The village is the site of various historic buildings including Scraptoft Hall, which is a Grade II* listed building. The Hall and its grounds were for many years used as a campus of De Montfort University and its predecessors, but this facility was closed in 2003. The grounds of the Hall have since been redeveloped as housing, with the Hall itself converted to apartments.

===Quorn Hunt===
The Quorn Hunt at one time met regularly throughout the fox hunting season on Fridays in the village, at the Nether Hall, built in 1709. The Hunt would move off and hunt fox coverts along Covert Lane to the east of the village towards Ingarsby.

==Sport==
The village is host to the Scraptoft golf course, and is also host to a number of sports teams at Covert Lane, including Jimmies Rugby Club.
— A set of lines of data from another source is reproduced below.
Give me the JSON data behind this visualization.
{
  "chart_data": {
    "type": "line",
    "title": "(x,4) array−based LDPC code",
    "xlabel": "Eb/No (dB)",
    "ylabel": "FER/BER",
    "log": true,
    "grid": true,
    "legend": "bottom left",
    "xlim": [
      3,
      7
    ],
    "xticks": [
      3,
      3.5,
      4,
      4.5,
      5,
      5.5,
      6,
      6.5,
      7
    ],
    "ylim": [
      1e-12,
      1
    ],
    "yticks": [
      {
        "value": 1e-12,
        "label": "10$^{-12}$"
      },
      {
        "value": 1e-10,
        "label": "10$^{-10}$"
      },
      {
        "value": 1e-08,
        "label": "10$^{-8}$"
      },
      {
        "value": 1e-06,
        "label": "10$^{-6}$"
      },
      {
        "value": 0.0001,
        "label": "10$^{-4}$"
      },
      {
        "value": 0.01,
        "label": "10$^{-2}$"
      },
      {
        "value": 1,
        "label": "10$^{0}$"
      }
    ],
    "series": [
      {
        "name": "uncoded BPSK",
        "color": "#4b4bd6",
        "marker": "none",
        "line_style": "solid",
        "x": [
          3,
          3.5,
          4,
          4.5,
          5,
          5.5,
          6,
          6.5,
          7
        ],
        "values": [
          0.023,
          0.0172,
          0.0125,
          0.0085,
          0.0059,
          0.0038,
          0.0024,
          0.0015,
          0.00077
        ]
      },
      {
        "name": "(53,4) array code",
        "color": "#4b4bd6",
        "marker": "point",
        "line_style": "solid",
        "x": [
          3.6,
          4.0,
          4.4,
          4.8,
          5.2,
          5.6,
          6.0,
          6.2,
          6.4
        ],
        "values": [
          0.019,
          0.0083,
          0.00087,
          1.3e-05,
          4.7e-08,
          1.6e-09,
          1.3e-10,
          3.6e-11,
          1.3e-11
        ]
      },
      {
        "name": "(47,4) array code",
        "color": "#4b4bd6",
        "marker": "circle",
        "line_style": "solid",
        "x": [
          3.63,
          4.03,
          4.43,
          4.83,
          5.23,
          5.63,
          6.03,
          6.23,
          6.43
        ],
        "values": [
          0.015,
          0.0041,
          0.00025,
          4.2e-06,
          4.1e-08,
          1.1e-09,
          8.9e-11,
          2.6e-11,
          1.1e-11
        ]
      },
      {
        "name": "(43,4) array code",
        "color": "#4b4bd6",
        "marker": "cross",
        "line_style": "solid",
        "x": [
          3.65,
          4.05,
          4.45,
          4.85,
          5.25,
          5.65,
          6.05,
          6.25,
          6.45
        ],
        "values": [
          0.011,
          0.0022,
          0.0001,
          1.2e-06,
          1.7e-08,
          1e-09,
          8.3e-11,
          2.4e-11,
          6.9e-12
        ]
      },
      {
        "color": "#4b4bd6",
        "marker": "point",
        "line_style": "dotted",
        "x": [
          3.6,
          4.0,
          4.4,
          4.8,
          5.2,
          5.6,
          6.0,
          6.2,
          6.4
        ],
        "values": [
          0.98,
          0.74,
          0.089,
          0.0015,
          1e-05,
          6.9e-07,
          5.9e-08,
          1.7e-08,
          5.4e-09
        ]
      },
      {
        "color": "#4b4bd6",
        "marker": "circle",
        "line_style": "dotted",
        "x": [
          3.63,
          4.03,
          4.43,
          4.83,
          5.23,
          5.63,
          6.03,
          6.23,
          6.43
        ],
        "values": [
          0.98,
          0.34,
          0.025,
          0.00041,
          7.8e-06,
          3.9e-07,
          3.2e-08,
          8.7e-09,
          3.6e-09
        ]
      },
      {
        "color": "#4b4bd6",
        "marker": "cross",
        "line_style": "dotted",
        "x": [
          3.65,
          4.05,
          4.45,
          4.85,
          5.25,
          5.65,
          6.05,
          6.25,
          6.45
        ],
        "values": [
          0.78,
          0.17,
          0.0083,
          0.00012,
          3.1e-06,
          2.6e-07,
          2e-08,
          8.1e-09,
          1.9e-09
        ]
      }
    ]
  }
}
It is also home to Aylestone St James RFC. There is also a beginners running/jogging club, Scraptoft Joggers.

==Education==

Scraptoft does not have a school. Village children attended Thurnby St. Lukes School until the late 1960s when Thurnby Somerby Road (Fernvale) School was opened, from there they went on to Manor High School (Oadby) or Gartree High School and Beauchamp College at Oadby.